Nanjayan Shashi Kumar, John Joby, Swamy Girish, Mitsiou Konstantinos, Tambe Amol, Abuzakuk Tarek
Department of Trauma & Orthopaedics, Royal Derby Hospital, Derby DE22 3NE, UK.
Department of Trauma & Orthopaedics, Royal Derby Hospital, Derby DE22 3NE, UK.
Injury. 2014 Jul;45(7):1080-4. doi: 10.1016/j.injury.2014.02.005. Epub 2014 Feb 15.
The purpose of our study was to analyse the incidence and factors predicting the 'change in discharge destination' in patients with fractured neck of femur who were treated surgically.

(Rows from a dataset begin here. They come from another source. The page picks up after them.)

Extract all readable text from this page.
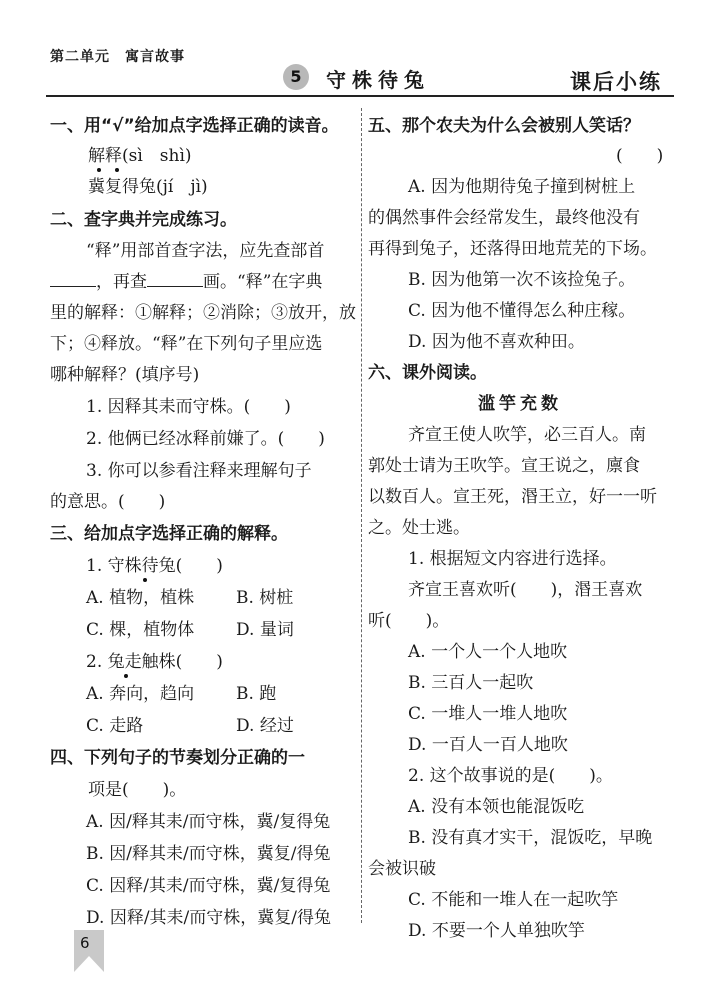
第二单元　寓言故事
5	守株待兔	课后小练
一、用“√”给加点字选择正确的读音。
解释(sì　shì)
冀复得兔(jí　jì)
二、查字典并完成练习。
“释”用部首查字法，应先查部首
，再查	画。“释”在字典
里的解释：①解释；②消除；③放开，放
下；④释放。“释”在下列句子里应选
哪种解释？(填序号)
1. 因释其耒而守株。(　　)
2. 他俩已经冰释前嫌了。(　　)
3. 你可以参看注释来理解句子
的意思。(　　)
三、给加点字选择正确的解释。
1. 守株待兔(　　)
A. 植物，植株 B. 树桩
C. 棵，植物体 D. 量词
2. 兔走触株(　　)
A. 奔向，趋向 B. 跑
C. 走路	D. 经过
四、下列句子的节奏划分正确的一
项是(　　)。
A. 因/释其耒/而守株，冀/复得兔
B. 因/释其耒/而守株，冀复/得兔
C. 因释/其耒/而守株，冀/复得兔
D. 因释/其耒/而守株，冀复/得兔
五、那个农夫为什么会被别人笑话？
(　　)
A. 因为他期待兔子撞到树桩上
的偶然事件会经常发生，最终他没有
再得到兔子，还落得田地荒芜的下场。
B. 因为他第一次不该捡兔子。
C. 因为他不懂得怎么种庄稼。
D. 因为他不喜欢种田。
六、课外阅读。
滥竽充数
齐宣王使人吹竽，必三百人。南
郭处士请为王吹竽。宣王说之，廪食
以数百人。宣王死，湣王立，好一一听
之。处士逃。
1. 根据短文内容进行选择。
齐宣王喜欢听(　　)，湣王喜欢
听(　　)。
A. 一个人一个人地吹
B. 三百人一起吹
C. 一堆人一堆人地吹
D. 一百人一百人地吹
2. 这个故事说的是(　　)。
A. 没有本领也能混饭吃
B. 没有真才实干，混饭吃，早晚
会被识破
C. 不能和一堆人在一起吹竽
D. 不要一个人单独吹竽
6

Fifteen hundred and seventy-three consecutive patients admitted with a fractured neck of femur, residing in their own home prior to admission were studied. Patients who did not have an operation (n=70) for their hip fracture were excluded from the study. Residential location in the UK is broadly categorised as:
A downward drift in "discharge destination" of 20% was noted after analysis. Univariate analysis revealed that age, gender, AMT score, place of fall, type of fracture, walking ability outdoor and indoor, ASA grade, medical co-morbidity requiring physician review and delay beyond 36h to surgery had a significant effect. Multiple logistic regression analysis revealed that increasing age, male gender (OR=1.67), accompaniment for outdoor mobilisation (OR=1.96), increasing ASA grade, AMT score <6 (OR=4.86), pre-operative medical condition requiring physician review (OR=2.27), delay greater than 36h for medical reasons (OR=4.38) were predictors of the change in discharge destination.

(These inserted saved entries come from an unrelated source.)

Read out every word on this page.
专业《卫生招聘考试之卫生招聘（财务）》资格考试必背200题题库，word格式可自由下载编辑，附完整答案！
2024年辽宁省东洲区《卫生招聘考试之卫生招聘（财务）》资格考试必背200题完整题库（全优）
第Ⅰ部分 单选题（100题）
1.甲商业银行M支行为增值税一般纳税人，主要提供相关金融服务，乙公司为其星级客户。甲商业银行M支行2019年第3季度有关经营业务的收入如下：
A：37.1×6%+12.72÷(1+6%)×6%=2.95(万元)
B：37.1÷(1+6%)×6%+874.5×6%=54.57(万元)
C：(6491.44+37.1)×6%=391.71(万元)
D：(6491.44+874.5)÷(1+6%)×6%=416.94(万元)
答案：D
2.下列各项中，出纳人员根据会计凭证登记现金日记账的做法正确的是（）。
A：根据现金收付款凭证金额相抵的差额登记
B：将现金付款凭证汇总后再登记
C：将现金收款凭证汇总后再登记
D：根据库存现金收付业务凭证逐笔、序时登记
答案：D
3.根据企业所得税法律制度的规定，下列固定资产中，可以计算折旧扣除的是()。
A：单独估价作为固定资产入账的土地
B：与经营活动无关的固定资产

The most important predictors of the change in the discharge destination were the medical condition, cognitive and physical function of the patient at admission. Male gender and increasing age were contributory. The only clinician dependent factor that seemed to affect this change of residential status was delay to surgery secondary to medical problems. Awareness of key predictors that affect the "discharge destination" can be useful for the multidisciplinary team and patients' families to evaluate and plan for an early, satisfactory and appropriate referral to either community services or institutional care, which in turn could have a significant socioeconomic impact.
我们研究的目的是分析接受手术治疗的股骨颈骨折患者中“出院目的地改变”的发生率及预测因素。

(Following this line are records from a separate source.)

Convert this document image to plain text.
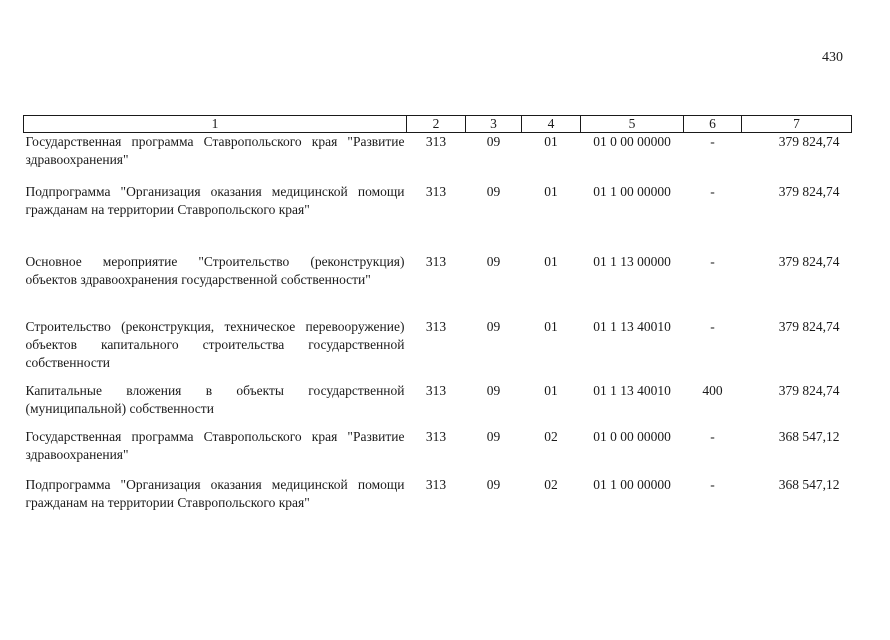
430
1	2	3	4	5	6	7
Государственная программа Ставропольского края "Развитие здравоохранения"	313	09	01	01 0 00 00000	-	379 824,74
Подпрограмма "Организация оказания медицинской помощи гражданам на территории Ставропольского края"	313	09	01	01 1 00 00000	-	379 824,74
Основное мероприятие "Строительство (реконструкция) объектов здравоохранения государственной собственности"	313	09	01	01 1 13 00000	-	379 824,74
Строительство (реконструкция, техническое перевооружение) объектов капитального строительства государственной собственности	313	09	01	01 1 13 40010	-	379 824,74
Капитальные вложения в объекты государственной (муниципальной) собственности	313	09	01	01 1 13 40010	400	379 824,74
Государственная программа Ставропольского края "Развитие здравоохранения"	313	09	02	01 0 00 00000	-	368 547,12
Подпрограмма "Организация оказания медицинской помощи гражданам на территории Ставропольского края"	313	09	02	01 1 00 00000	-	368 547,12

对1573例连续收治的股骨颈骨折患者进行研究,这些患者入院前居住在自己家中。未接受髋关节骨折手术的患者(n = 70)被排除在研究之外。英国的居住地点大致分为:
分析后发现“出院目的地”下降了20%。单因素分析显示,年龄、性别、AMT评分、跌倒地点、骨折类型、室内外行走能力、ASA分级、需要医生复查的合并症以及手术延迟超过36小时有显著影响。多因素逻辑回归分析显示,年龄增加、男性(OR = 1.67)、有户外活动陪同(OR = 1.96)、ASA分级增加、AMT评分<6(OR = 4.86)、术前需要医生复查的病情(OR = 2.27)、因医疗原因延迟超过36小时(OR = 4.38)是出院目的地改变的预测因素。
出院目的地改变的最重要预测因素是患者入院时的病情、认知和身体功能。男性和年龄增加也有影响。似乎影响这种居住状态改变的唯一依赖临床医生的因素是因医疗问题导致的手术延迟。了解影响“出院目的地”的关键预测因素对多学科团队和患者家属评估并计划早期、满意且合适地转诊至社区服务或机构护理可能有用,这反过来可能会产生重大的社会经济影响。